Dr Kluge was also visiting the European Centre for Disease Control and Prevention (ECDC) in Stockholm, as well as the new incoming Minister of Health.
Presentations of KI and the Centre for Health Crises
Once comfortably seated at the top floor of Aula Medica, with its magnificent view over northern Stockholm and the area that now host so many venues with connections to KI and to the medical and health care field in general, Vice President Gustafsson welcomed Dr Kluge to KI and gave an overview of KI’s operations; our research and education, as well as our collaborations with a large number of external partners, including SciLifeLab and Region Stockholm.
Prof. von Schreeb and Dr Zorzet then continued with an introduction to the Centre for Health Crises and its work building the next generation of health crises experts and taking concrete steps to bringing the skills and expertise of KI to where it is needed the most, when it is needed the most.
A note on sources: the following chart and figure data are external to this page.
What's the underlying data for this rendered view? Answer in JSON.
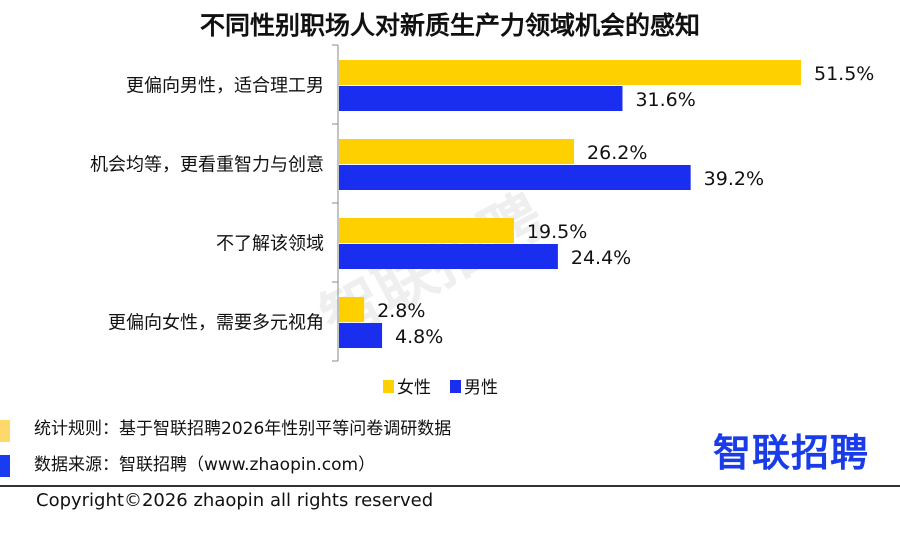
{
  "chart_data": {
    "type": "bar",
    "orientation": "horizontal",
    "title": "不同性别职场人对新质生产力领域机会的感知",
    "categories": [
      "更偏向男性，适合理工男",
      "机会均等，更看重智力与创意",
      "不了解该领域",
      "更偏向女性，需要多元视角"
    ],
    "series": [
      {
        "name": "女性",
        "color": "#FFD000",
        "values": [
          51.5,
          26.2,
          19.5,
          2.8
        ],
        "labels": [
          "51.5%",
          "26.2%",
          "19.5%",
          "2.8%"
        ]
      },
      {
        "name": "男性",
        "color": "#1A2EF0",
        "values": [
          31.6,
          39.2,
          24.4,
          4.8
        ],
        "labels": [
          "31.6%",
          "39.2%",
          "24.4%",
          "4.8%"
        ]
      }
    ],
    "xlim": [
      0,
      60
    ],
    "legend": "bottom",
    "grid": false
  },
  "footer": {
    "rule": "统计规则：基于智联招聘2026年性别平等问卷调研数据",
    "source": "数据来源：智联招聘（www.zhaopin.com）",
    "copyright": "Copyright©2026 zhaopin all rights reserved",
    "logo": "智联招聘",
    "watermark": "智联招聘"
  }
}
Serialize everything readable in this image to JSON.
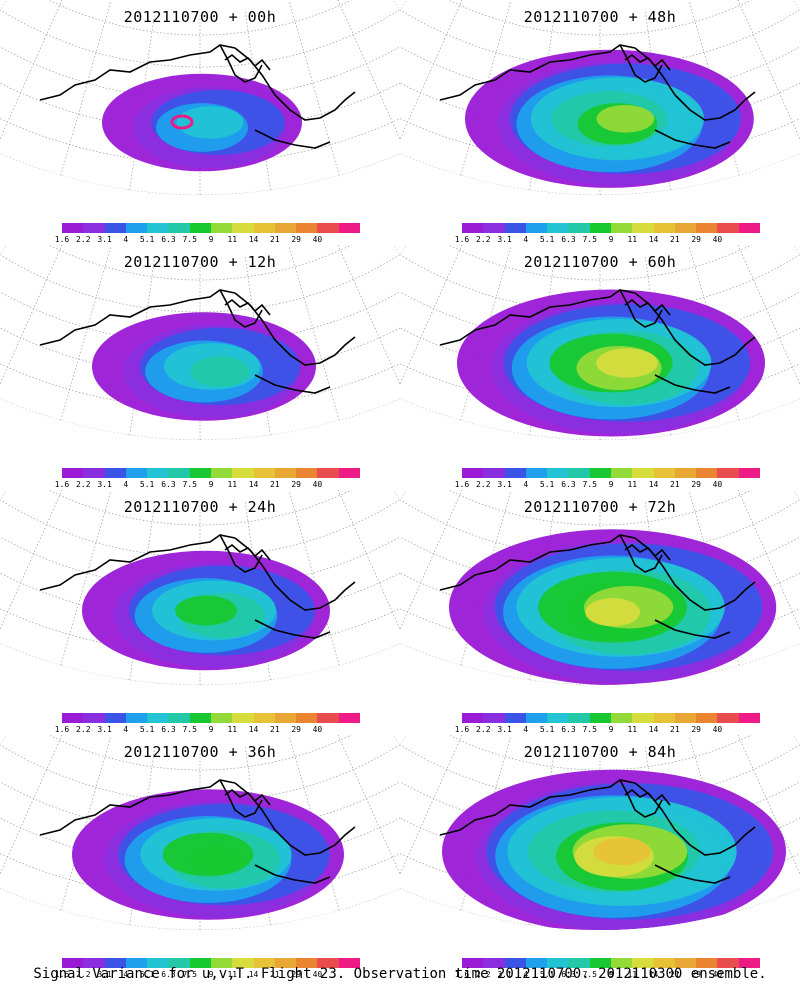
{
  "figure": {
    "caption": "Signal Variance for u,v,T. Flight 23. Observation time 2012110700. 2012110300 ensemble."
  },
  "colorbar": {
    "colors": [
      "#9a1ad6",
      "#8a2ee0",
      "#3b54e8",
      "#1fa0ec",
      "#22c4d4",
      "#22c8a8",
      "#18c830",
      "#92da38",
      "#d6dc3c",
      "#e8c236",
      "#e8a634",
      "#ea8430",
      "#e84c4c",
      "#ee1b86"
    ],
    "tick_labels": [
      "1.6",
      "2.2",
      "3.1",
      "4",
      "5.1",
      "6.3",
      "7.5",
      "9",
      "11",
      "14",
      "21",
      "29",
      "40"
    ]
  },
  "panels": [
    {
      "title": "2012110700 + 00h",
      "intensity": 0.25
    },
    {
      "title": "2012110700 + 48h",
      "intensity": 0.62
    },
    {
      "title": "2012110700 + 12h",
      "intensity": 0.35
    },
    {
      "title": "2012110700 + 60h",
      "intensity": 0.7
    },
    {
      "title": "2012110700 + 24h",
      "intensity": 0.45
    },
    {
      "title": "2012110700 + 72h",
      "intensity": 0.78
    },
    {
      "title": "2012110700 + 36h",
      "intensity": 0.55
    },
    {
      "title": "2012110700 + 84h",
      "intensity": 0.85
    }
  ]
}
A central role will be to provide secondment of experts in crises situations to, among others, WHO. Prof von Schreeb’s deployment to support WHO in Ukraine is a good illustration of how the centre wants to mix field work with scientific research and teaching.
KI-WHO, collaborations in many forms
The conversation flowed easily and touched upon several topics, ranging from precision medicine to oral health, sexual and reproductive rights, and access to medicines. The shared intent to address contemporary health challenges forms the basis of the collaboration between KI and WHO. This can be seen across topics, and not just in meetings such as this, but also in the day-to-day work, not least through the four WHO collaborative centres that exist at KI, as well as the many research collaborations and other sharedactivities.
Even though Monday’s meeting was but a brief stop, hopefully there might be opportunities to pick up the conversation in the not-too-distant future. Dr Kluge has been invited back to KI in February next year, to attend the seminar Convergence on Global Health – Towards implementation of the new EU global health strategy, during Sweden’s EU presidency. In any case, the constructive collaboration between KI and the WHO will continue, grounded in the shared commitment to a better health for all.